Zigzag Conversion

Description

The string "PAYPALISHIRING" is written in a zigzag pattern on a given number of rows like this: (you may want to display this pattern in a fixed font for better legibility)

P   A   H   N
A P L S I I G
Y   I   R
And then read line by line: "PAHNAPLSIIGYIR"

Write the code that will take a string and make this conversion given a number of rows:

string convert(string s, int numRows);


Example 1:

Input: s = "PAYPALISHIRING", numRows = 3
Output: "PAHNAPLSIIGYIR"
Example 2:

Input: s = "PAYPALISHIRING", numRows = 4
Output: "PINALSIGYAHRPI"
Explanation:
P     I    N
A   L S  I G
Y A   H R
P     I
Example 3:

Input: s = "A", numRows = 1
Output: "A"


Constraints:

1 <= s.length <= 1000
s consists of English letters (lower-case and upper-case), ',' and '.'.
1 <= numRows <= 1000

Solution

We need to iterate over each character in the string and determine at each point which row the character belongs to.

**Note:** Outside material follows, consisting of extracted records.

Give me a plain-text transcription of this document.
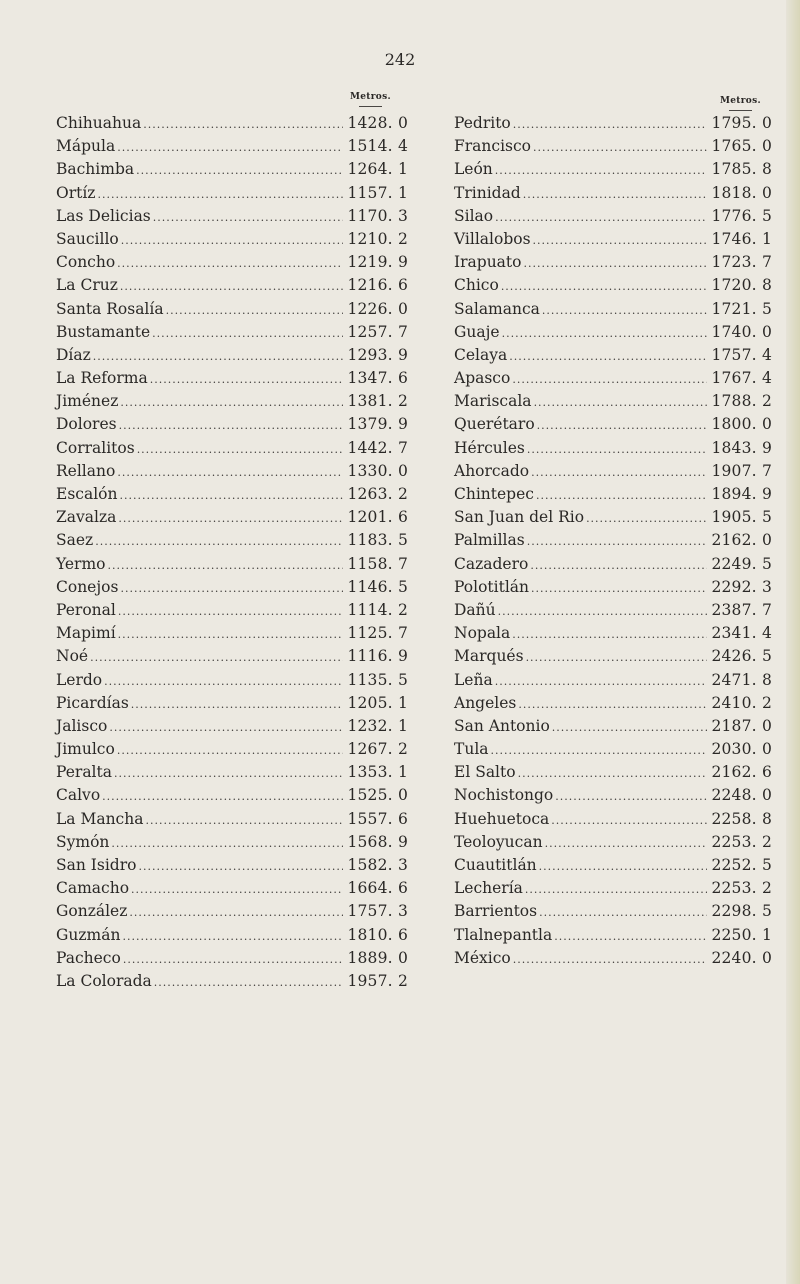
242
Metros.	Metros.
Chihuahua .....	1428. 0
Mápula .....	1514. 4
Bachimba .....	1264. 1
Ortíz .....	1157. 1
Las Delicias .....	1170. 3
Saucillo .....	1210. 2
Concho .....	1219. 9
La Cruz .....	1216. 6
Santa Rosalía .....	1226. 0
Bustamante .....	1257. 7
Díaz .....	1293. 9
La Reforma .....	1347. 6
Jiménez .....	1381. 2
Dolores .....	1379. 9
Corralitos .....	1442. 7
Rellano .....	1330. 0
Escalón .....	1263. 2
Zavalza .....	1201. 6
Saez .....	1183. 5
Yermo .....	1158. 7
Conejos .....	1146. 5
Peronal .....	1114. 2
Mapimí .....	1125. 7
Noé .....	1116. 9
Lerdo .....	1135. 5
Picardías .....	1205. 1
Jalisco .....	1232. 1
Jimulco .....	1267. 2
Peralta .....	1353. 1
Calvo .....	1525. 0
La Mancha .....	1557. 6
Symón .....	1568. 9
San Isidro .....	1582. 3
Camacho .....	1664. 6
González .....	1757. 3
Guzmán .....	1810. 6
Pacheco .....	1889. 0
La Colorada .....	1957. 2
Pedrito .....	1795. 0
Francisco .....	1765. 0
León .....	1785. 8
Trinidad .....	1818. 0
Silao .....	1776. 5
Villalobos .....	1746. 1
Irapuato .....	1723. 7
Chico .....	1720. 8
Salamanca .....	1721. 5
Guaje .....	1740. 0
Celaya .....	1757. 4
Apasco .....	1767. 4
Mariscala .....	1788. 2
Querétaro .....	1800. 0
Hércules .....	1843. 9
Ahorcado .....	1907. 7
Chintepec .....	1894. 9
San Juan del Rio .....	1905. 5
Palmillas .....	2162. 0
Cazadero .....	2249. 5
Polotitlán .....	2292. 3
Dañú .....	2387. 7
Nopala .....	2341. 4
Marqués .....	2426. 5
Leña .....	2471. 8
Angeles .....	2410. 2
San Antonio .....	2187. 0
Tula .....	2030. 0
El Salto .....	2162. 6
Nochistongo .....	2248. 0
Huehuetoca .....	2258. 8
Teoloyucan .....	2253. 2
Cuautitlán .....	2252. 5
Lechería .....	2253. 2
Barrientos .....	2298. 5
Tlalnepantla .....	2250. 1
México .....	2240. 0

We can determine which row the character belongs to easily with a separate variable that contains the value of the current row. The tricky part is in determing how the current row should transition to the next row for the next iteration. This can be done with a boolean variable isTravelingDown that we switch on when the row reaches the top row (at index 0) and switching it off once the row reaches the bottom row (numRows - 1). Then in each iteration we can check whether we're traveling down the list of rows (incrementing the row variable) or up it (decrementing the row variable) by checking the isTravelingDown switch.

In code:

class Solution {
    public String convert(String s, int numRows) {
        // handling edge cases early
        if (numRows >= s.length() || numRows == 1)
            return s;

        // using StringBuilders for the rows to avoid heavy string concatenations
        StringBuilder[] rows = new StringBuilder[numRows];
        for (int i = 0; i < numRows; i++) {
            rows[i] = new StringBuilder();
        }

        int row = 0;
        boolean isTravelingDown = true;
        for (var ch : s.toCharArray()) {
            rows[row].append(ch);
            if (row == 0)
                isTravelingDown = true;
            else if (row == numRows - 1)
                isTravelingDown = false;

            row += isTravelingDown ? 1 : -1;
        }

        StringBuilder result = new StringBuilder();
        for (var sb : rows) {
            result.append(sb.toString());
        }

        return result.toString();
    }
}

This has a time complexity of O(n) since we're traversing the string once. The space complexity is also O(n) since we create a final string containing n characters.